I didn't vote for Biden, but he is now my president, and I want him to do a great job! Overall, he gave a very good speech today, with an excellent theme: Unity.
"We can see each other not as adversaries, but as neighbours. We can treat each other with dignity and respect. We can join forces, stop the shouting and lower the temperature..."
"This is our historic moment of crisis and challenge. And unity is the path forward."
There were a couple of false notes in the speech:
"I know the forces that divide us are deep and they are real, but I also know they are not new. Our history has been a constant struggle between the American ideal that we're all created equal and the harsh, ugly reality that racism, nativism, fear, demonization have long torn us apart."
So, according to Biden, "the forces that divide us" are not the conflicting philosophical approaches to governance -- progressive, liberal, conservative, libertarian -- or the difference of interests based on education, employment, class, culture, status, geography.

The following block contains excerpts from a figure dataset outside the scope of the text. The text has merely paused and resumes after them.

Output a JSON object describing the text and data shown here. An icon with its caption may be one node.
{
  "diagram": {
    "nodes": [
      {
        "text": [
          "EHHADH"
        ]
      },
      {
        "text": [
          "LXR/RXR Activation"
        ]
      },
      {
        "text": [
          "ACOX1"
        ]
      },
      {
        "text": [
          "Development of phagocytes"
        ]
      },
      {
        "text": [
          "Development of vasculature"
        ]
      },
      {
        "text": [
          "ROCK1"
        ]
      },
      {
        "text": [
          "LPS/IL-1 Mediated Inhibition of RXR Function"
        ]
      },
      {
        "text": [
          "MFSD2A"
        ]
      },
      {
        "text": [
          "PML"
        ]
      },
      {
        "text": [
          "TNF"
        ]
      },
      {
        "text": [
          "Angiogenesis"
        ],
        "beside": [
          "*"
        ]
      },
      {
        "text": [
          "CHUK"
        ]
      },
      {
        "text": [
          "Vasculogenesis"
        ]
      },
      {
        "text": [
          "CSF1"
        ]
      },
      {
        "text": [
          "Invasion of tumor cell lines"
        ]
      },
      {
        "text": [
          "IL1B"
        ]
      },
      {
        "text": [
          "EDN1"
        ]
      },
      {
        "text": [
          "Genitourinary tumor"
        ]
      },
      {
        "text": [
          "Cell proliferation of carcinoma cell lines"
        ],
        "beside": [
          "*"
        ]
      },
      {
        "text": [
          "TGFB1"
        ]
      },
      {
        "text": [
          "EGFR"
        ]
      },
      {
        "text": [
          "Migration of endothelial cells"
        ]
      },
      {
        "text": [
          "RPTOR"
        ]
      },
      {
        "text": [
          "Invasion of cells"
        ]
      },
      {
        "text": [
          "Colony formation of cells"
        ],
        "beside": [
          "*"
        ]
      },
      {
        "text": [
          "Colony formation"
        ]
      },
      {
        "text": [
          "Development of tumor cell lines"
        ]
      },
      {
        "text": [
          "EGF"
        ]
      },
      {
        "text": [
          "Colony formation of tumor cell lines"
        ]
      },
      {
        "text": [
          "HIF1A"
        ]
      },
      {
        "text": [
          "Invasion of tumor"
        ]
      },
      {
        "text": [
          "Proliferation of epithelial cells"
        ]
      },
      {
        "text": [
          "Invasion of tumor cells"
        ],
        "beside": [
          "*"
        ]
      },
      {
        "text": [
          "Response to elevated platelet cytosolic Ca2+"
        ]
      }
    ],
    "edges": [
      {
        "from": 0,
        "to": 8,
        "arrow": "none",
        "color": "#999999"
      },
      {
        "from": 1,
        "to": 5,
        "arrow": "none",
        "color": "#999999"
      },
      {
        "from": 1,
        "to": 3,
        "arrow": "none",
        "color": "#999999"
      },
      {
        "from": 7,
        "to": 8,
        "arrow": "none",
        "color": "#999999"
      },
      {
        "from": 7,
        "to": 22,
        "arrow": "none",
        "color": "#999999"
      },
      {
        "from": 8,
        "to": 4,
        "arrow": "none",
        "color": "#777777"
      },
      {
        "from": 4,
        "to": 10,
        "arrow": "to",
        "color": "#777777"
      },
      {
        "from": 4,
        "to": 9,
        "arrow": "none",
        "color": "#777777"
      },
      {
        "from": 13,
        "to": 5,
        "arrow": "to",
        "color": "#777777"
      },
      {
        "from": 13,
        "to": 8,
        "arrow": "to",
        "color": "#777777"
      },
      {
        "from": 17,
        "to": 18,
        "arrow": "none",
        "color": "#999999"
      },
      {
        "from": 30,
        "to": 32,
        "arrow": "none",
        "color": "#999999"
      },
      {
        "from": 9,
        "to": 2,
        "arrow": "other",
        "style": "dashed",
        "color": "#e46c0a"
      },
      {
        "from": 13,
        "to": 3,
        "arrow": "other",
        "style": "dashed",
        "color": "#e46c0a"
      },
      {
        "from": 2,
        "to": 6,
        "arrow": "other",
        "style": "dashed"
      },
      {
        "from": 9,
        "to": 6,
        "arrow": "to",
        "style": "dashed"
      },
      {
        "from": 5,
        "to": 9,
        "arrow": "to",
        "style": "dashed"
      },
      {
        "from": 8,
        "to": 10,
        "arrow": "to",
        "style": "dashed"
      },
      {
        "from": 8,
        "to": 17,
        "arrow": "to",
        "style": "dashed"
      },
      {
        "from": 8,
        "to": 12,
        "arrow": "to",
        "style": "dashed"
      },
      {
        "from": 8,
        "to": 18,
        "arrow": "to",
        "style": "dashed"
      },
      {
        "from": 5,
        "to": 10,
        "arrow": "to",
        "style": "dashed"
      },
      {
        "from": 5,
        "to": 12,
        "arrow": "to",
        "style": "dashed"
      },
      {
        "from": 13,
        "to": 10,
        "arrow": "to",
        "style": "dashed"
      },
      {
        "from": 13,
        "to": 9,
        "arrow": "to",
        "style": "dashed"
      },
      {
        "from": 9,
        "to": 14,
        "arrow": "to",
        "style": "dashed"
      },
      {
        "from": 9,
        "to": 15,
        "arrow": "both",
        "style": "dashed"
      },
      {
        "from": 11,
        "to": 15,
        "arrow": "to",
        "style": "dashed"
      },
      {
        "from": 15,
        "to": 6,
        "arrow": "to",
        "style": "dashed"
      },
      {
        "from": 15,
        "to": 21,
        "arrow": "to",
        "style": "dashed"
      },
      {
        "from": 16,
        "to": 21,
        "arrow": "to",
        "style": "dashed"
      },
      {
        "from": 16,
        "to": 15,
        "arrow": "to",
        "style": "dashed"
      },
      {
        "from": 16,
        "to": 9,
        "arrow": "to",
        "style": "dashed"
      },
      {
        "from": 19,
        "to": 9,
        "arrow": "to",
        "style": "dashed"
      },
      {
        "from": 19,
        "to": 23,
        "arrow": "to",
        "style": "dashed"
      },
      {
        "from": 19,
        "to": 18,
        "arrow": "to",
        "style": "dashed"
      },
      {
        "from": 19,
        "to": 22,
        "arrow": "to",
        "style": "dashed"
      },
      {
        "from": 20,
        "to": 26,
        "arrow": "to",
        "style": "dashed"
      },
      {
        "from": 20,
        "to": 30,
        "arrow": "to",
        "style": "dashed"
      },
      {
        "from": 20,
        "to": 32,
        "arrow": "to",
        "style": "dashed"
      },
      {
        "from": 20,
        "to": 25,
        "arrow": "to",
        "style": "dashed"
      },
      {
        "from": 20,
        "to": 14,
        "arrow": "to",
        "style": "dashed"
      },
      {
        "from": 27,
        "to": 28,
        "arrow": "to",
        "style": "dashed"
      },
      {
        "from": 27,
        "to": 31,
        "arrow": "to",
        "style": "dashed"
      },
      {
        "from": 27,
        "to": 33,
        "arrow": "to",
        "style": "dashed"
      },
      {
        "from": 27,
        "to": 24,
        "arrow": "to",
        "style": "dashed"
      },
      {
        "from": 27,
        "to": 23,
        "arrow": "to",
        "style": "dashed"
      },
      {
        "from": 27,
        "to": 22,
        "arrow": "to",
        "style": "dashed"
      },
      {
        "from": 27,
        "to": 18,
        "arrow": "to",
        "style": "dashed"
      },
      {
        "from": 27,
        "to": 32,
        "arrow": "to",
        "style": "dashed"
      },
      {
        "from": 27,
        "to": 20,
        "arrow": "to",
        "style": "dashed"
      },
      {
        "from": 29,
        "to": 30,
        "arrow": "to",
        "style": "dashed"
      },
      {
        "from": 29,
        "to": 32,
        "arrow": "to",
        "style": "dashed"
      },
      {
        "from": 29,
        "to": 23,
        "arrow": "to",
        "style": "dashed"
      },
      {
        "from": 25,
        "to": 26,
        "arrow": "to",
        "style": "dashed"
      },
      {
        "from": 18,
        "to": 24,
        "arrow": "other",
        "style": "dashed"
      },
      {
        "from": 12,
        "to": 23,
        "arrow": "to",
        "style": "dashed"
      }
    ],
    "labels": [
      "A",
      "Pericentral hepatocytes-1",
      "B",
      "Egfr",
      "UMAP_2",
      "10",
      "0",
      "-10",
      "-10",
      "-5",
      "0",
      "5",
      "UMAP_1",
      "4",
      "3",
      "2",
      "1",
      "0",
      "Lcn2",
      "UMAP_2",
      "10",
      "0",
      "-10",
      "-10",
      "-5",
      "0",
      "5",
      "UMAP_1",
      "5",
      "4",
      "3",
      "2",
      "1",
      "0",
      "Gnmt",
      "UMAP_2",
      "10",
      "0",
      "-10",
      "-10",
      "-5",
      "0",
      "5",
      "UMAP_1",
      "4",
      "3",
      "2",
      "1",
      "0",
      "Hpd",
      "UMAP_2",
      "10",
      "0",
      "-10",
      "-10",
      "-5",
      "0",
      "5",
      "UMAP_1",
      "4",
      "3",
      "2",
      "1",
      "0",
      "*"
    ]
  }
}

No. According to Biden, the political struggle in America is being waged between the Forces of Good ("we're all equal") and the Forces of Evil ("racism, nativism, fear, demonization"). In Biden's formulation, guess which political party represents the Good & the True?
And how about this:
"Without unity there is no peace. Only bitterness and fury. No progress. Only exhausting outrage. No nation. Only a state of chaos."
Really? When was the last time we had real political unity in this country? Not while Trump was president. Not while Obama was in office. Perhaps for a brief moment after 9/11. Before then? You might have to go back decades to find a time when the American people experienced unity rather than political and social division. The unity we can achieve in 2021 is not one of politics or policy. The conflicts are too real for that, but conflict doesn’t necessarily create chaos or prevent progress. Indeed, conflict, responsibly manifested, might be the key to progress. . .
Its shortcomings notwithstanding, for the most part Biden's speech set the right tone for what could conceivably become a period of reconciliation:
"On this January day, my whole soul is in this: Bringing America together, uniting our people, uniting our nation. And I ask every American to join me in this cause."
Uniting our people. Uniting our nation. How?
Not through shared politics. We are divided by our politics.
Yet perhaps “bringing America together” is still possible, through a shared commitment to the American people and the American nation.